Monday, August 17, 2009

A Photo

I want to tell all of you about my amazing weekend with my husband and his family because we had too much fun and I will fill everyone in later in the week, but something caught my attention this morning that can't be ignored.

All of you know that I read Nie and have talked about her and her story on my blog before. Yesterday was the first day that she released a picture of herself AC (after crash, as she calls it). I think all who read her regularly were curious as she recovered enough to blog about how different she looked and how she was working so hard to accept herself. But my heart broke into a million pieces when I saw her post that showed a picture of her and her husband, her love, as they are now, forever changed both inside and out by the tragedy that struck them a year ago. It has to be the most intimate picture I've ever seen - a woman, so young, whose former life had been yanked from her looking so vulnerably up at her husband. They aren't looking at the camera, they are looking into each other's eyes - gazing at each other as if their lives depend on it. It is the quintessential portrait of marriage, in my opinion, and it made my heart ache in my chest. I wanted to weep as I gazed upon a devotion so intense and consuming and accepting to allow for all of life's tragedies and changes, even the ones that are so deep and heartwrenching that it makes you gasp for breath.

But I truly believe, as I look at their picture and read their story, that they are not concerned because they don't look the same as they did on their wedding day. They are rejoicing because they defied the odds and are still together, a couple chosen for each other by a Loving Father before time began.

I sit here looking at this couple...my age and going through so much and I am ashamed. I am ashamed for being materialistic, shallow, and not stopping a million times a day to thank God for all my blessings. I often find myself doing what a lot of women do...comparing. Oh, her life is so much easier, oh they have so much more money, oh she's so much thinner...does it matter, really? No, not at all. What does matter are the people I take for granted every day...including my husband, whose heart is so big that it threatens to overtake him and who loves me with all that he is.
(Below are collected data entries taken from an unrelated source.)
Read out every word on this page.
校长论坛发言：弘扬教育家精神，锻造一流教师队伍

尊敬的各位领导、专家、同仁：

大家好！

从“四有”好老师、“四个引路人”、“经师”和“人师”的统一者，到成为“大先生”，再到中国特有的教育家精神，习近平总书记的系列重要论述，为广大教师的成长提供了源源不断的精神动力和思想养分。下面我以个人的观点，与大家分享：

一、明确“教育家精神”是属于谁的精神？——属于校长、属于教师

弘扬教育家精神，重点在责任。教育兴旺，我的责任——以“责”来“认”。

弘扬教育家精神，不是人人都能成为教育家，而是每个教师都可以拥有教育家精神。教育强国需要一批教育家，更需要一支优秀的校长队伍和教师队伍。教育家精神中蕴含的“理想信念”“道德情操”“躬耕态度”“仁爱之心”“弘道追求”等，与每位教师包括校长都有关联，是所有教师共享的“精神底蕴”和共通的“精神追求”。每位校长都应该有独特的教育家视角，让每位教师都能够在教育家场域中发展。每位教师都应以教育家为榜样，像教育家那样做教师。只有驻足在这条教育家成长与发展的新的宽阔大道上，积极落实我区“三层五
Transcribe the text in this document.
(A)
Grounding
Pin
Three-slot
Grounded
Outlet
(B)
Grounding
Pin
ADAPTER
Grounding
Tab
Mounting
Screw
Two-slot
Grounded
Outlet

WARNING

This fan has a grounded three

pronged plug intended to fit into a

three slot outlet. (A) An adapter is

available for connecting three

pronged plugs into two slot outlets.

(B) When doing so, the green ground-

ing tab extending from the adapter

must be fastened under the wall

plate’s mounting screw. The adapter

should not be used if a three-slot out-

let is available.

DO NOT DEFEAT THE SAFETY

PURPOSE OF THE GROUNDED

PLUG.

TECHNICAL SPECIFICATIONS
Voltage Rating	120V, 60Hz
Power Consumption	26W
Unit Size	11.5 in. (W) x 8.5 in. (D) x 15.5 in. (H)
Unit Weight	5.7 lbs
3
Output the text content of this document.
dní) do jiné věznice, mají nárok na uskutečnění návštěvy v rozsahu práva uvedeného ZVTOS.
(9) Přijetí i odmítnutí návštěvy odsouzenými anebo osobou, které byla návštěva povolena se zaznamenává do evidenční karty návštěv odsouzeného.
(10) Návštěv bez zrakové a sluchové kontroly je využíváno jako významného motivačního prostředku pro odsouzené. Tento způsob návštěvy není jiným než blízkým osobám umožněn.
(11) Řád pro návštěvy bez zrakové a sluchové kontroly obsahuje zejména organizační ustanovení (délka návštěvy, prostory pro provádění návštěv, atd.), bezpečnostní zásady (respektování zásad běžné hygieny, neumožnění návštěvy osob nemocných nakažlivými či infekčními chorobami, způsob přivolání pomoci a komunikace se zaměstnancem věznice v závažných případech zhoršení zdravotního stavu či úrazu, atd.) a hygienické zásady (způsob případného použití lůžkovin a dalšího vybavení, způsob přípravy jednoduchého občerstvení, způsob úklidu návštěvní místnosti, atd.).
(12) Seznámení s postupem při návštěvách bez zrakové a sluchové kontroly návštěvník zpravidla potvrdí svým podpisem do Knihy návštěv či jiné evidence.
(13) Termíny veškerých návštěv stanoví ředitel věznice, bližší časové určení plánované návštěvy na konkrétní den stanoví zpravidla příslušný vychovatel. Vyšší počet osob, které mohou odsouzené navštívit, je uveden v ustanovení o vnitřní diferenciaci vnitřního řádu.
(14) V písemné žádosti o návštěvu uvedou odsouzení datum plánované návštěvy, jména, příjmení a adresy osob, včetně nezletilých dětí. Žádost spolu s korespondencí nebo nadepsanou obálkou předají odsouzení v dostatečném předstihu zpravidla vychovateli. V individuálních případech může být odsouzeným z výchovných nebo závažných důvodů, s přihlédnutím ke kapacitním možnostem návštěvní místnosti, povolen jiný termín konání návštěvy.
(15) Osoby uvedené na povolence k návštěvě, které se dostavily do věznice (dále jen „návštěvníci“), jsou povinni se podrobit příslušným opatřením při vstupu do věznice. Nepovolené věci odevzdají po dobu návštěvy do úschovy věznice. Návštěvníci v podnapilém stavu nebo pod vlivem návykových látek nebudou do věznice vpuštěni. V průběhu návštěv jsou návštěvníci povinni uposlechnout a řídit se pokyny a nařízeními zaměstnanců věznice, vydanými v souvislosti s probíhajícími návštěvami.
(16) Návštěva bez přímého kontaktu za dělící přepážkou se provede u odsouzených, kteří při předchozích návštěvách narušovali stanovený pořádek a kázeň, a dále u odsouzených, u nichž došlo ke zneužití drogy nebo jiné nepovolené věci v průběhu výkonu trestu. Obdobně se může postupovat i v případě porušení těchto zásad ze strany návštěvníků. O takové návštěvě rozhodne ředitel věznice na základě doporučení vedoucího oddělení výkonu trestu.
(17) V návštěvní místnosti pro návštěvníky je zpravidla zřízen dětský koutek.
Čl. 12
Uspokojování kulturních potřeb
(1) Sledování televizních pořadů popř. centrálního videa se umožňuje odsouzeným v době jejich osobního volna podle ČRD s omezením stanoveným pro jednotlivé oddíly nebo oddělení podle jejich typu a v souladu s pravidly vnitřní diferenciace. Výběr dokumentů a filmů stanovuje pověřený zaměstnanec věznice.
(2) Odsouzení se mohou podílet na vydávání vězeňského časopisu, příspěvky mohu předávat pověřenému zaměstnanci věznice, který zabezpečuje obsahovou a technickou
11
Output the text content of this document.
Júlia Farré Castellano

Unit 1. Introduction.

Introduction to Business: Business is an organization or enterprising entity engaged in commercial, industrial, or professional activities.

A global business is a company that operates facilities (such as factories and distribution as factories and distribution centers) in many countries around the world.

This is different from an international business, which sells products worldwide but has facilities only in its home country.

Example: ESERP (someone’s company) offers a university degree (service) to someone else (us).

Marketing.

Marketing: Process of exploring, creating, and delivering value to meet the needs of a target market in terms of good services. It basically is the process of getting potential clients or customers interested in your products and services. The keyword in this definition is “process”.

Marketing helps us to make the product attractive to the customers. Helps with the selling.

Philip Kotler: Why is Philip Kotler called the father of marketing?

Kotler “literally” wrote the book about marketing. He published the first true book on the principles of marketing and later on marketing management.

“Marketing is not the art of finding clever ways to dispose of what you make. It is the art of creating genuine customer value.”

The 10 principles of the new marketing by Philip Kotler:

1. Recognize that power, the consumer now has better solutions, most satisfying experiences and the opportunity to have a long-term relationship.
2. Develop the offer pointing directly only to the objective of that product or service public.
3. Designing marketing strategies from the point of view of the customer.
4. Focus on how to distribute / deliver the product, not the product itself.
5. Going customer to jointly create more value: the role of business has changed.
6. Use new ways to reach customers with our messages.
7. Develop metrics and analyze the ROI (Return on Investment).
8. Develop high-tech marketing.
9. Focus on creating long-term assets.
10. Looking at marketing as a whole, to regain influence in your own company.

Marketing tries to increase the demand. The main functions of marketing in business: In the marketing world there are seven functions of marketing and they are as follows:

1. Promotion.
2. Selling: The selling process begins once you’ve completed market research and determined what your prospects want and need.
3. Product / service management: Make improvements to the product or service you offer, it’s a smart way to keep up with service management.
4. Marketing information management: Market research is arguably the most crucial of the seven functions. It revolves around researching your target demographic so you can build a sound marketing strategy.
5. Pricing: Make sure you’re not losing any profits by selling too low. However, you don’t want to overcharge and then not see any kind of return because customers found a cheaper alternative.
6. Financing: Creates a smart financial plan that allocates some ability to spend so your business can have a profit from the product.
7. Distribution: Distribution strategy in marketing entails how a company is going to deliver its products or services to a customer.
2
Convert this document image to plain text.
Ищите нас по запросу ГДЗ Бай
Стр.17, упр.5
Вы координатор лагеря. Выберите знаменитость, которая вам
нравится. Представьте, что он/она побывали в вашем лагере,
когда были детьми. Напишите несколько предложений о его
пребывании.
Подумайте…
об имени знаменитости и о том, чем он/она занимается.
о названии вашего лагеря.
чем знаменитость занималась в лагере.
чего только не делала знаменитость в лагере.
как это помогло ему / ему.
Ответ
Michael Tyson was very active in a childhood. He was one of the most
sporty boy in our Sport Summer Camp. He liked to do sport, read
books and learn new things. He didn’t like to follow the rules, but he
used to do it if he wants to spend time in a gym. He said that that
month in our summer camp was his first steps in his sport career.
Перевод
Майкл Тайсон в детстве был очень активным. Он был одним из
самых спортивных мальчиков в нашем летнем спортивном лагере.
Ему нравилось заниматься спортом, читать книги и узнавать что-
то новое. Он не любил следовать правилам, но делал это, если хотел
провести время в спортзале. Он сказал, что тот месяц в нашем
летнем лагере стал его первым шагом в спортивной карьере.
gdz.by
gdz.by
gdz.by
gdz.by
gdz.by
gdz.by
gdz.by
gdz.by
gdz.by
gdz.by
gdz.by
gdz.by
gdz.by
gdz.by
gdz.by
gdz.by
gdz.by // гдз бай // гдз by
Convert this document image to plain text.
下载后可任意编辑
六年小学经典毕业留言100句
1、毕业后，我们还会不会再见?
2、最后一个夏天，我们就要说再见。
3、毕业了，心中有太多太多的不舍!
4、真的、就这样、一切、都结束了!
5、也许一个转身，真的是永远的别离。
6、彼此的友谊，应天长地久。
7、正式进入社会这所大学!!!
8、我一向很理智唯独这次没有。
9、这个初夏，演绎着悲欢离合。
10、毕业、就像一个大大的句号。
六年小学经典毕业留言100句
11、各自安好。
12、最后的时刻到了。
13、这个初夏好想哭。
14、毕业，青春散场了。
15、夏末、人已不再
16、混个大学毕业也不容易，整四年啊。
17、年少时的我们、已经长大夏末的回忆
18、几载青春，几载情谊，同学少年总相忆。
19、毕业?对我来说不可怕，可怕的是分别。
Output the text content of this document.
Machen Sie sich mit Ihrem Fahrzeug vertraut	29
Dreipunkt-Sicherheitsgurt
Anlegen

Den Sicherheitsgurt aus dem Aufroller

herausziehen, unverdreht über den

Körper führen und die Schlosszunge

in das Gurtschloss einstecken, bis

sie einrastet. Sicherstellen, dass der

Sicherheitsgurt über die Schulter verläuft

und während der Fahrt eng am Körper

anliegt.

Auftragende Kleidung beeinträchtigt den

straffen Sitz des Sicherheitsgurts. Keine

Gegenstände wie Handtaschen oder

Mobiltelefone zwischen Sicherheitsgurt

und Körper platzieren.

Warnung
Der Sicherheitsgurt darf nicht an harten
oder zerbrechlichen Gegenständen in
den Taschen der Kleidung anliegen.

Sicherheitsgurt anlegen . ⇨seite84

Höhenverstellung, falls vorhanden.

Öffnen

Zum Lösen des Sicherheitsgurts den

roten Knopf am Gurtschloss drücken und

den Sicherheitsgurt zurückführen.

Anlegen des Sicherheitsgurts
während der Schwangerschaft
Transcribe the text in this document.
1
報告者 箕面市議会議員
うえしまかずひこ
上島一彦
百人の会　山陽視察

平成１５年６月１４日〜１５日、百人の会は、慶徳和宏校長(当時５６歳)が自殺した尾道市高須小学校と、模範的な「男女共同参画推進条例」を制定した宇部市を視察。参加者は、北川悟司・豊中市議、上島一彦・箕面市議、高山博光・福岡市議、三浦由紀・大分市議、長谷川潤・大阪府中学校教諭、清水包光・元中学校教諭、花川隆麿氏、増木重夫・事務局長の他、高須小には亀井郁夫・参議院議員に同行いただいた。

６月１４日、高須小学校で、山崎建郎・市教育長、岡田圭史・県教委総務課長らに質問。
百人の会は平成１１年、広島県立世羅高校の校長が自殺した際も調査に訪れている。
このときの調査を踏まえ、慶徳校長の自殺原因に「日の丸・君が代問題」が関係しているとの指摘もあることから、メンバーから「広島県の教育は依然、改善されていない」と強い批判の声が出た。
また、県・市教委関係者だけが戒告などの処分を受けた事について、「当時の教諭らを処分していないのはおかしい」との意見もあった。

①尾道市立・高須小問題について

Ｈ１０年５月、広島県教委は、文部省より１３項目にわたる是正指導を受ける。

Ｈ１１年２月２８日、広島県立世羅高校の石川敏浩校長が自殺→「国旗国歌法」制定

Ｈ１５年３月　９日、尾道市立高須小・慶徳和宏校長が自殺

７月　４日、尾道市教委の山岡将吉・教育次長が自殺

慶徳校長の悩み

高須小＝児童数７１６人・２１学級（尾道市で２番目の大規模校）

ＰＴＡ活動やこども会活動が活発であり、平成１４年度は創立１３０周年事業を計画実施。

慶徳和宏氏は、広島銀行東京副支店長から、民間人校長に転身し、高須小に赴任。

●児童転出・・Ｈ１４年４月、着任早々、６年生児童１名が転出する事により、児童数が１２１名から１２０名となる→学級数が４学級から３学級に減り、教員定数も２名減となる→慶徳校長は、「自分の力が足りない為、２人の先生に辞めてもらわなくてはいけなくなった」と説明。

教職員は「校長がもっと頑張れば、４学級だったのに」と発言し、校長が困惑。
In this world, so full of tragedy and sadness and imperfections, what else does a woman really need except to have the man that she loves gaze on her like she is the most beautiful thing on earth, loving her not just for the physical, but for everything else.

As my marriage to Chad comes to its first year's celebration, I pray that I continue to be worthy of his love and devotion. He is a prince among common men, a fighter and a beautiful soul that touches lives. I get angry because the sheets aren't washed or there are dishes in the sink, but it doesn't matter. What matters is that we can look at each other and share a thought without a word being said...what matters is that he makes me laugh and holds me when I fall apart...what matters is that we can sit and hold hands and be content. Or look at each other and forget about the rest of the world.